Service Control Policies – AWS Security Fundamentals – SCS-C02 Study Guide

Service Control Policies

AWS gives you a tool in the IAM space to manage the permissions of that organization along with any child OUs when grouping your accounts into organizations and OUs. That tool is Service Control Policies or SCPs. SCPs allow you to provide a baseline of governance across the accounts they are applied to so that the rules are enforced at the organizational level regardless of the permissions set at the account, individual group, or role level.

The following are some points to note about SCPs:

  • Once attached, SCPs are invisible to all roles in a child account.

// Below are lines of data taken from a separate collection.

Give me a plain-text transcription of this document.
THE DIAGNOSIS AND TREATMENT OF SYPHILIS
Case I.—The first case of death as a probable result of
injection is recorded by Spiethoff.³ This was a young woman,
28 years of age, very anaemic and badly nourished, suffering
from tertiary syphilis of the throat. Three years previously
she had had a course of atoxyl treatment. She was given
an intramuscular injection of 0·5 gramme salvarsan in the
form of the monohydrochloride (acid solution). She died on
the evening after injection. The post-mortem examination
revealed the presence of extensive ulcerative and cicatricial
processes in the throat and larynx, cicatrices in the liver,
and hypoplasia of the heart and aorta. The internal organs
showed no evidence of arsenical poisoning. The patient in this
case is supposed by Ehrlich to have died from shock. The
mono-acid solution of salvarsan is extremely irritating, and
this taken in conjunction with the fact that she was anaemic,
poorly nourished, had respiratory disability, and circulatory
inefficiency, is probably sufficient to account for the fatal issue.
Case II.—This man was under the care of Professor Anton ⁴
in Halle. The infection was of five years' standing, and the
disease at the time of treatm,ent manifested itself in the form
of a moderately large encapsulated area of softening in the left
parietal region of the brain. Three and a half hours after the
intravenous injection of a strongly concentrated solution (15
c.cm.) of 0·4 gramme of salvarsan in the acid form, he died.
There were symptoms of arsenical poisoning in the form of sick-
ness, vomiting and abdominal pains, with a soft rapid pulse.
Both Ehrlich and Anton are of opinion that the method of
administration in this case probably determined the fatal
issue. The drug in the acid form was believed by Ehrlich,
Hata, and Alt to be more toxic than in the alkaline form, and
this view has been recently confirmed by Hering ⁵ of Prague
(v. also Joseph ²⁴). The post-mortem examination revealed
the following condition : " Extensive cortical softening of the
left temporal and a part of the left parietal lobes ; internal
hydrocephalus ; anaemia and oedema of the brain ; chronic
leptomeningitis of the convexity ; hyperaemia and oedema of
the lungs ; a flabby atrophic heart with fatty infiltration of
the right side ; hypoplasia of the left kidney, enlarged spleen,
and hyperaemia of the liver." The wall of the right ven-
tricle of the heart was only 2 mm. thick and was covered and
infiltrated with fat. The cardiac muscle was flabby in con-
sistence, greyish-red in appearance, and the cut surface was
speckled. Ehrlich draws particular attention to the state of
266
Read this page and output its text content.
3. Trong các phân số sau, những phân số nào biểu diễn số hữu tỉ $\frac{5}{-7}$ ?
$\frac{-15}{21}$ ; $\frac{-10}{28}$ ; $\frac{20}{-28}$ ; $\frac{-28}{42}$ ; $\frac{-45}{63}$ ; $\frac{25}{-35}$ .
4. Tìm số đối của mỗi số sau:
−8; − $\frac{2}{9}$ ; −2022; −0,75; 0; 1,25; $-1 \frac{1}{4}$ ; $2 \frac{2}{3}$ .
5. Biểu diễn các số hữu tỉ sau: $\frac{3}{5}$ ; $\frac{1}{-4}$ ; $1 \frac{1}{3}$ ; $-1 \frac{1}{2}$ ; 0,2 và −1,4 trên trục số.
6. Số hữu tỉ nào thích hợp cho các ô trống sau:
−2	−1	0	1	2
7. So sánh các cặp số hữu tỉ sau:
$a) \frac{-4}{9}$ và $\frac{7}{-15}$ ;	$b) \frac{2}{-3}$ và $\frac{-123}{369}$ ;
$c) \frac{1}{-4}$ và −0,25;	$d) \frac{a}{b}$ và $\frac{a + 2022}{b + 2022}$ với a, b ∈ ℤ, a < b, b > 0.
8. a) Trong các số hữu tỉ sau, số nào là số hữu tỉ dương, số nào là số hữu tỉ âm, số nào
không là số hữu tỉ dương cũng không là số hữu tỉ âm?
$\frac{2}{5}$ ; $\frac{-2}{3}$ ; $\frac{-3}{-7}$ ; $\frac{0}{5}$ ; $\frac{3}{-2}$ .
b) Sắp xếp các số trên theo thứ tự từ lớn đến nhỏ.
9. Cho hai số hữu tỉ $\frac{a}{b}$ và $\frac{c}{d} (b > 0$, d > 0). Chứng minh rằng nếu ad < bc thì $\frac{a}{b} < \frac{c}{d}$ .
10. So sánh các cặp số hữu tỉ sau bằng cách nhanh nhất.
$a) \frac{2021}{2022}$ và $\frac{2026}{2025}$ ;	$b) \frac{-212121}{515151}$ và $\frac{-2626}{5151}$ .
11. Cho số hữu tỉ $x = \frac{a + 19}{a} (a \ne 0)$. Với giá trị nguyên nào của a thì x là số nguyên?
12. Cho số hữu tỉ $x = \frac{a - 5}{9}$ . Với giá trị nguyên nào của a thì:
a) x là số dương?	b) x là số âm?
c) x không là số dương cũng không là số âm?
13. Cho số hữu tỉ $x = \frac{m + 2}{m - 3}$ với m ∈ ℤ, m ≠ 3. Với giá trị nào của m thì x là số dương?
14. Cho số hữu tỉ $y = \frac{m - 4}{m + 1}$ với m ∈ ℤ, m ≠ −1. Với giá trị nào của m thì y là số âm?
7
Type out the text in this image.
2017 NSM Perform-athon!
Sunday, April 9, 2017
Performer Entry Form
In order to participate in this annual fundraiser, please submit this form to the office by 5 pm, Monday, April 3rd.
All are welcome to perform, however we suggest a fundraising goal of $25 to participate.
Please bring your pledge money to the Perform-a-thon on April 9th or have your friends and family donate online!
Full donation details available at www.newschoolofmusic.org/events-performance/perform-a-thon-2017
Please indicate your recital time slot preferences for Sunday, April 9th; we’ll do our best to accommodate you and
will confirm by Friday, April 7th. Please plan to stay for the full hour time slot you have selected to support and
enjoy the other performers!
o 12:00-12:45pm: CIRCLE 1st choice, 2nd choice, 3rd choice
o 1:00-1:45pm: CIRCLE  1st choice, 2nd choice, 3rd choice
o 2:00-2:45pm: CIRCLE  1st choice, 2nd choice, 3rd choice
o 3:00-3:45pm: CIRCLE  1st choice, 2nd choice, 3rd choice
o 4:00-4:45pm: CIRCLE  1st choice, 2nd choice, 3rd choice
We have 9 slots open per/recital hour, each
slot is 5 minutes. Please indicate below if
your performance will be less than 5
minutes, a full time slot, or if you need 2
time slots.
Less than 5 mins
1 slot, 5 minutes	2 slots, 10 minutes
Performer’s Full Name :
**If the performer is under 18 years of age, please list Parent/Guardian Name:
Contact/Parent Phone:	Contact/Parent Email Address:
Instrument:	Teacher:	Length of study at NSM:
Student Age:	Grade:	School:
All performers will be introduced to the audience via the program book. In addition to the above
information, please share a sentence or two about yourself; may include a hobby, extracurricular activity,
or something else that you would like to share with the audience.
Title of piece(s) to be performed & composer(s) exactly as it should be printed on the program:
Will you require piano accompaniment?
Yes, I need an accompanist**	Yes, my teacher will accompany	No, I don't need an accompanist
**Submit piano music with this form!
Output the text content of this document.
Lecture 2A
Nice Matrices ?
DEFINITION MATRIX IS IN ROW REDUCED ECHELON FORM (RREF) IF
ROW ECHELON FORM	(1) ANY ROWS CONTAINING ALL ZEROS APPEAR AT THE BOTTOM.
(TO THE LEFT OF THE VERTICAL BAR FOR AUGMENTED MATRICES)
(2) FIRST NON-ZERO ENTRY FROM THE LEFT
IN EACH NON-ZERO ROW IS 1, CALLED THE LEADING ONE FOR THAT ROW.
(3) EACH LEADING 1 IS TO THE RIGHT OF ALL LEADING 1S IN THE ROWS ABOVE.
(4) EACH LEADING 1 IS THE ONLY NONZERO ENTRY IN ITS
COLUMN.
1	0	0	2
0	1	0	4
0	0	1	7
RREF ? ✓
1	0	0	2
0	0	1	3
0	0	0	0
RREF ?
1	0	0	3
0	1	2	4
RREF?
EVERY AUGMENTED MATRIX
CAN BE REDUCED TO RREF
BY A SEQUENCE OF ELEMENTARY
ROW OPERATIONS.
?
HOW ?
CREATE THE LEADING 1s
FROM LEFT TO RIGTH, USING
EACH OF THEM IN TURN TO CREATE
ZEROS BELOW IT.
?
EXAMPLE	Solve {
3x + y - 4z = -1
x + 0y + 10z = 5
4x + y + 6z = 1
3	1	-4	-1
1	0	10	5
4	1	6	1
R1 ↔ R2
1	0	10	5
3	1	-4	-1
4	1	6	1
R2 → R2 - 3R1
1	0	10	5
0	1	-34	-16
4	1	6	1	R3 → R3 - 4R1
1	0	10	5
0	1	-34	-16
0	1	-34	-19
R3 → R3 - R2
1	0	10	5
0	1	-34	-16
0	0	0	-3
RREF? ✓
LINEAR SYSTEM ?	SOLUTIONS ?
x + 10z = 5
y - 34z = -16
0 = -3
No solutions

This includes the root account for that child account.
  • The policies in the SCP are applied to all child account users, including the root account for that child account.
  • The policies in the SCP are applied to all roles of the child account.

Using SCPs alone is insufficient to grant permissions to the accounts in your organization. Combining an organization’s SCPs, the permissions boundaries are set, and the identity-based policy provides effective user, group, or role permissions.

Note

This book will go into much further detail about the verbiage of SCPs in Chapter 14, Working with Access Policies.

Security Considerations for AWS Organizations

The following list describes some of the specific security considerations and best practices when using AWS Organizations:

  • Suppose you want to implement an SCP at the root level account/master billing account or any high-level OU. In that case, it is recommended that you test the effects of the SCP before implementing it so that your users and service roles don’t run into unforeseen circumstances.
  • SCPs are optimal for preventing users and roles from disabling security tools such as AWS CloudTrail, AWS Config, and Amazon GuardDuty.

SCPs can be used to prevent privilege escalation. To do this, you would deny any IAM administrative action and add a condition where the role was not like your account manager role name using the ArnNotLike key.

Now that you have a grasp of account management using tools like AWS Organizations and SCPs, you can move on to compute services in AWS.

Cloud Compute in AWS

Compute in AWS refers to many services, such as Amazon EC2, Elastic Load Balancing (ELB), AWS Lambda, AWS Batch, Elastic Container Service (ECS), and Elastic Kubernetes Service (EKS), along with AWS Fargate. The Fargate managed service allows you to run your containers with minimal overhead. AWS Compute even includes Lightsail, one of the quickest ways for customers to get their cloud up and running without needing to configure software or networking.

Figure 2.3: Compute services in AWS

You can see, as is shown in Figure 2.3, the myriad of services that fall under the classification of compute services in Amazon Web Services. These include not only the virtual instances of the Elastic Compute Cloud (EC2) service but also Lambda, which is a function-as-a-service offering, and even Elastic Load Balancing, the service that helps spread requests to multiple instances.

Although there are quite a few services that fall under the compute umbrella in AWS, the most foundational service is EC2. This is your virtualized instance in the Amazon cloud. While other services, such as Elastic Container Service, Elastic Kubernetes Service, and even Elastic Beanstalk can allow you to run containers in AWS, they run on EC2 instances at their core. Therefore, knowing the foundational elements of the EC2 service, such as how to select the correct instance type, how to use the optimal load balancer, and how to add volumes to an instance, is crucial both for processing questions for the Security Specialty exam and in your day-to-day duties as a professional.